Once I was a clever boy learning the arts of Oxford... is a quotation from the verses written by Bishop Richard Fleming (c.1385-1431) for his tomb in Lincoln Cathedral. Fleming, the founder of Lincoln College in Oxford, is the subject of my research for a D. Phil., and, like me, a son of the West Riding. I have remarked in the past that I have a deeply meaningful on-going relationship with a dead fifteenth century bishop... it was Fleming who, in effect, enabled me to come to Oxford and to learn its arts, and for that I am immensely grateful.


Tuesday, 15 March 2011

More on the Westminster chasuble at Wardour


Earlier this month I posted about the Westminster chasuble at Wardour and I now see that the New Liturgical Movement has a piece about it with a much better photograph than the one I managed to find. The article can be viewed here.

The accompanying notes show how the vestment ihas been assembled from two seperate ones. The main fabric can be associated with Catherine of Aragon's marriages at the beginning of the sixteenth century, but the embroidered orphreys are a generation older and appear to be linked, through Bishop Richard Beauchamp of Salisbury, with the marriage, which he performed, of Margaret of York, sister of King Edward IV, to Charles Duke of Burgundy in 1468 (not 1408 as it says on NLM).

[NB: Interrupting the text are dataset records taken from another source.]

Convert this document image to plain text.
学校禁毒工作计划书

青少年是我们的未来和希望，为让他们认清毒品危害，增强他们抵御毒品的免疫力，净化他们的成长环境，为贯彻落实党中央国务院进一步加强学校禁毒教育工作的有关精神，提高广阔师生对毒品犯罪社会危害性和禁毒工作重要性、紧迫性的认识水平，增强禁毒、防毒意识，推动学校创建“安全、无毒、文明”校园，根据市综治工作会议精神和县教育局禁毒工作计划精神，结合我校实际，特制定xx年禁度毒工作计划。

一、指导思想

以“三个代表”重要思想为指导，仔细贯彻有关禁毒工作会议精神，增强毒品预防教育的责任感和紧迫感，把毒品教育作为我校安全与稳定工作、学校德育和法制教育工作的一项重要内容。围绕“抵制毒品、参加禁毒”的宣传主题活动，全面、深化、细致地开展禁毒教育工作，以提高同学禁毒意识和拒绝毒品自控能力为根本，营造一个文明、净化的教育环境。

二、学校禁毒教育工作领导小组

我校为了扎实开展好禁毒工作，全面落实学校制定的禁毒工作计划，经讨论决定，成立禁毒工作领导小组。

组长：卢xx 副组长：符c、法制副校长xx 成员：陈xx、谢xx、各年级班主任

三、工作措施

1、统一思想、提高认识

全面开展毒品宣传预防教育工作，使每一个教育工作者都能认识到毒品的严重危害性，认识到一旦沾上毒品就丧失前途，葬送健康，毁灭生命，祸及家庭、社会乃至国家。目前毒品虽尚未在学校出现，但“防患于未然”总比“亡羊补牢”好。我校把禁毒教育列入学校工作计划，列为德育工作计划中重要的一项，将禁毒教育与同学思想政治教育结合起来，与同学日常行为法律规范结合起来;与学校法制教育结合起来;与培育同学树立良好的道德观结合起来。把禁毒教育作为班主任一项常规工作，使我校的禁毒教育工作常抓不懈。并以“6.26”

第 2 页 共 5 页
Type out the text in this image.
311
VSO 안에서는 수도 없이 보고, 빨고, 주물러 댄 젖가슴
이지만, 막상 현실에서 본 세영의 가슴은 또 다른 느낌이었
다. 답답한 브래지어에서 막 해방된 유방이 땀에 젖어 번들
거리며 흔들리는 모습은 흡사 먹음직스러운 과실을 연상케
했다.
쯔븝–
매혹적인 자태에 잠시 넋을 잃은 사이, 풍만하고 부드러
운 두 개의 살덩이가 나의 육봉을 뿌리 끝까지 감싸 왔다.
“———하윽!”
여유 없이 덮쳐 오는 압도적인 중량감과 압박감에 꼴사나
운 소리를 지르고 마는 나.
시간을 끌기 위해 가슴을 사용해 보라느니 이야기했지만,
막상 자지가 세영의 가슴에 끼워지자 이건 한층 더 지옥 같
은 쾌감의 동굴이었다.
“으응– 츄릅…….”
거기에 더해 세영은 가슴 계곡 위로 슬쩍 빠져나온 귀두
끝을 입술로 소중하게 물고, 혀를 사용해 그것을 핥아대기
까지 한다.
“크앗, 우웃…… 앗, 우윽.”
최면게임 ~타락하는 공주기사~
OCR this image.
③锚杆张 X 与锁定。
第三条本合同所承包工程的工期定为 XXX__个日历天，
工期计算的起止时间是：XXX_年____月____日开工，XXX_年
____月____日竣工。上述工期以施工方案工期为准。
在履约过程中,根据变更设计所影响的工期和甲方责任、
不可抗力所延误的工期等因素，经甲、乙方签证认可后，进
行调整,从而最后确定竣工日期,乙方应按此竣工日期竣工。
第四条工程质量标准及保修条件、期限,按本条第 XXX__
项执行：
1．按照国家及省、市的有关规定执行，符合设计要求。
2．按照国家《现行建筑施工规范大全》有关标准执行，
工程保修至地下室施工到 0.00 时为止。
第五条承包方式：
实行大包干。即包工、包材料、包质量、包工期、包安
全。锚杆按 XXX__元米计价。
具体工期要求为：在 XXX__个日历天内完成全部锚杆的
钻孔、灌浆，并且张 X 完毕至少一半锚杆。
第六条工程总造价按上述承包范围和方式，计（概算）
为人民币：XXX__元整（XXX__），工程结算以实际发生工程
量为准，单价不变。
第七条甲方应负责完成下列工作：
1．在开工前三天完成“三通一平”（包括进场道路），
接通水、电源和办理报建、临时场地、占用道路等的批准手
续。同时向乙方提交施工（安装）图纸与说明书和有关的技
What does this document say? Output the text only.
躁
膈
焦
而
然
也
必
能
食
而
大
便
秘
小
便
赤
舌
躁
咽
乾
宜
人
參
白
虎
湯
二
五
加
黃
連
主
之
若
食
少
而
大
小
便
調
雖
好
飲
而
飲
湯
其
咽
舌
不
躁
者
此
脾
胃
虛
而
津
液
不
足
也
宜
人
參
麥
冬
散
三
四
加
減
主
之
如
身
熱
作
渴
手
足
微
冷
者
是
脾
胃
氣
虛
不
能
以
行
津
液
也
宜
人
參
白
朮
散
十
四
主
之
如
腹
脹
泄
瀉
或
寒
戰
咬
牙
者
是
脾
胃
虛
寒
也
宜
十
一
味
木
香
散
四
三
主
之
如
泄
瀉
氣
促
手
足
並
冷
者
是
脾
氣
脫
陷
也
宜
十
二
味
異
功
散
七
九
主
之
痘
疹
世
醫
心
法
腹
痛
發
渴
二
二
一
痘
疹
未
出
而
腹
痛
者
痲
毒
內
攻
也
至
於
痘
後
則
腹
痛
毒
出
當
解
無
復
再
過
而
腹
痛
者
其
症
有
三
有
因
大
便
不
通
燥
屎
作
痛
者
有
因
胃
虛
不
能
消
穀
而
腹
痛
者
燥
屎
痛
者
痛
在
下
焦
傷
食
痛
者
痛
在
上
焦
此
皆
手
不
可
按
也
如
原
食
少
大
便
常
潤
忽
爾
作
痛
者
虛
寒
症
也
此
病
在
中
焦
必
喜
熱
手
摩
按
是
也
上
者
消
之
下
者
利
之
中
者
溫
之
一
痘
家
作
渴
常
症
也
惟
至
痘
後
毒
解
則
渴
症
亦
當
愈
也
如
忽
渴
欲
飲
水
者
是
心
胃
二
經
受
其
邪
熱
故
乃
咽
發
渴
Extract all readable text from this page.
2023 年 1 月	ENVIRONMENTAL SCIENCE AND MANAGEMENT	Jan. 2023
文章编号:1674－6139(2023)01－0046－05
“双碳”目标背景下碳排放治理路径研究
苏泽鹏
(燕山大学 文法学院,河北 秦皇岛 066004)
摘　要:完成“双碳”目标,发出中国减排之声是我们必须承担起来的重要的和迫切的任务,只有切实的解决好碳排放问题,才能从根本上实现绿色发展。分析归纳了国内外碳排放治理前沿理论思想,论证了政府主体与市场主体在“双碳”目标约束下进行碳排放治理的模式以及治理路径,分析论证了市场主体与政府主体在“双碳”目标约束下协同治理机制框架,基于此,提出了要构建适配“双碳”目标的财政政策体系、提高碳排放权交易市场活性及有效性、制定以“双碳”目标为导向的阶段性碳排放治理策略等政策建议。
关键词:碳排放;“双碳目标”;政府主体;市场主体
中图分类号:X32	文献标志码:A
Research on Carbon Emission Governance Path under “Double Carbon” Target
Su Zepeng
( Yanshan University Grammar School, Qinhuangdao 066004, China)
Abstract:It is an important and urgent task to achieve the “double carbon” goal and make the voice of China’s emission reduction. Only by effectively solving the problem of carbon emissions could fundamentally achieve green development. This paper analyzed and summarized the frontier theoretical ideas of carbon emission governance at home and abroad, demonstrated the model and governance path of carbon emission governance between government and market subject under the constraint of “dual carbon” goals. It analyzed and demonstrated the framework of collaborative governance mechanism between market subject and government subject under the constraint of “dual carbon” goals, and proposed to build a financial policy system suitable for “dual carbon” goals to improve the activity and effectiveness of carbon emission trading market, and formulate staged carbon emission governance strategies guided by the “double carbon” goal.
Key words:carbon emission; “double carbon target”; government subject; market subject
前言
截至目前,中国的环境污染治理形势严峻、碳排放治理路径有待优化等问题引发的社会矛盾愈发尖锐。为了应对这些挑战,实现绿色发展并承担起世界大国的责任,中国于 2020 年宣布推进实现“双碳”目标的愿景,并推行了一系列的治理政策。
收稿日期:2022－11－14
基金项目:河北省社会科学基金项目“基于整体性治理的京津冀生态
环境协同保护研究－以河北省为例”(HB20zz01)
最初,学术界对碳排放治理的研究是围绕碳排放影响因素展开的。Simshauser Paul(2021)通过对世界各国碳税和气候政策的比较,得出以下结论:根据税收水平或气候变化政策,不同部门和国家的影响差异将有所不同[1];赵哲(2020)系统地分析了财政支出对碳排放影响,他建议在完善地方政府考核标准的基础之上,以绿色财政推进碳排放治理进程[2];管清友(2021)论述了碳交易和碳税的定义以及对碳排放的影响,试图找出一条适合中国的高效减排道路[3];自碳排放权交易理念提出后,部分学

Bishop Beauchamp was very much associated with the Yorkist court, and he is depicted on a particularly interesting and splendid roof boss of St George's Chapel Windsor kneeling with King Edward IV before one of the great relics of the chapel, the Welsh Cross Gneth. There is a picture and an article about the boss and the Cross Gneth here. As Bishop of Salisbury from 1450-81 and ex officio the Chancellor of the Order of the Garter the Bishop was extensively involved the the King's rebuilding of the chapel in the 1470s.